Por su fraseo, por su profundidad, por su economía, por la increíble oportunidad de su mesura y de su buena fe democrática, al final de los gritos, en el túnel de salida de un gobierno que fue todo agitación y furia.
La gritería de Trump ha terminado o ha empezado a terminar en la política estadunidense.
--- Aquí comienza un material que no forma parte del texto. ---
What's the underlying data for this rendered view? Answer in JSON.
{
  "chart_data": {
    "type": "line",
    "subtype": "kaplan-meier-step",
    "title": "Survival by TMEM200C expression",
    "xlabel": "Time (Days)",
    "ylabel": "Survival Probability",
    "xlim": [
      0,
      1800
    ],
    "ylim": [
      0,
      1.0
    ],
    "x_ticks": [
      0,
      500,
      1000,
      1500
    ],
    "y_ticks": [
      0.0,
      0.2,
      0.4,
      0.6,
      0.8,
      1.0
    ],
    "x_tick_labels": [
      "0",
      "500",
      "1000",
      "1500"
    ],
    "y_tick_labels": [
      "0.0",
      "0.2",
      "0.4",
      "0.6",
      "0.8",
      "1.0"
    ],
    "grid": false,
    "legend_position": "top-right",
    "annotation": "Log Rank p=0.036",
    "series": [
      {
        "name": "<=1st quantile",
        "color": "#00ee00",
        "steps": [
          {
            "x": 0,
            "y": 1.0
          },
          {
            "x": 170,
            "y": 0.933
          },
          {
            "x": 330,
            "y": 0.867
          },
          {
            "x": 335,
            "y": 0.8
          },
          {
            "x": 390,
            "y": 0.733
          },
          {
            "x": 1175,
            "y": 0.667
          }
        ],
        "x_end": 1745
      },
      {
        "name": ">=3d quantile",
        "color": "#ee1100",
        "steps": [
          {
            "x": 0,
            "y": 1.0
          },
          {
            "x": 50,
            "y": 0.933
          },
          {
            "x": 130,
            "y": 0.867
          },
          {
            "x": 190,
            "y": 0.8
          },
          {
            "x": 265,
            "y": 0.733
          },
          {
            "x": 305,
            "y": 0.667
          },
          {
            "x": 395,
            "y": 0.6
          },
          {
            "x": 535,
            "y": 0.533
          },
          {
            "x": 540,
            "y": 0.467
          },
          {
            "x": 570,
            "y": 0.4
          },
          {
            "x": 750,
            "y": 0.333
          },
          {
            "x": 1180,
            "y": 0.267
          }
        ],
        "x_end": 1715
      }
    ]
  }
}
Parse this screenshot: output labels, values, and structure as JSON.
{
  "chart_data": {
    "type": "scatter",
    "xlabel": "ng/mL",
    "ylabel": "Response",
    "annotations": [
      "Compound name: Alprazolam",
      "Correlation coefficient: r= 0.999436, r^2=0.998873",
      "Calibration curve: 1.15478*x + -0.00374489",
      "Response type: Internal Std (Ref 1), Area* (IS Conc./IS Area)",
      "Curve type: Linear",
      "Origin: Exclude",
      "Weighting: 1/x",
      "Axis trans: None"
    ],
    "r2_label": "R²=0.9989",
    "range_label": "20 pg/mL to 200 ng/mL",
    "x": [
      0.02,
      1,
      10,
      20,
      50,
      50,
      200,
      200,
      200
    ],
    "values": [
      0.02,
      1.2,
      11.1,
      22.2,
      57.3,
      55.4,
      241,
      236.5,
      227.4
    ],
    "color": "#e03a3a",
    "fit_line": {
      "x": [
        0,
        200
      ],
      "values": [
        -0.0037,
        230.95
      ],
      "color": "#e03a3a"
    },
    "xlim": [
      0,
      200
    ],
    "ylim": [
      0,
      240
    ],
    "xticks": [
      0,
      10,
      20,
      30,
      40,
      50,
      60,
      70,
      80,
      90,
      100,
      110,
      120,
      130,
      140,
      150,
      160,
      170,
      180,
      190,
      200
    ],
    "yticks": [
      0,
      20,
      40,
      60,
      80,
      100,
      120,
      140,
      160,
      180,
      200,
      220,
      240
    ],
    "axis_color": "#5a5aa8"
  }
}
El saldo histórico de Trump es sin duda el de una sociedad polarizada, profundamente rasgada por diferencias de raza, género, ingreso, economía y valores.
Quizá aciertan quienes dicen que el daño causado a la convivencia de esa sociedad por el viaje de la ira de Trump es irreversible.
Pero creo que no hay mejor instrumento para empezar la cura que el tono refrendado ayer por Biden, el de un presidente que no grita, que no divide, que convoca a la unidad dentro de la diferencia.
El discurso de Biden ayer es el principio de la cura para la herencia de Trump. Un ejemplo vivo del tono indispensable para oírse de nuevo, para dejar de tratar a los oponentes como enemigos y a la democracia como una carta instrumental de legitimación del capricho y del autoritarismo.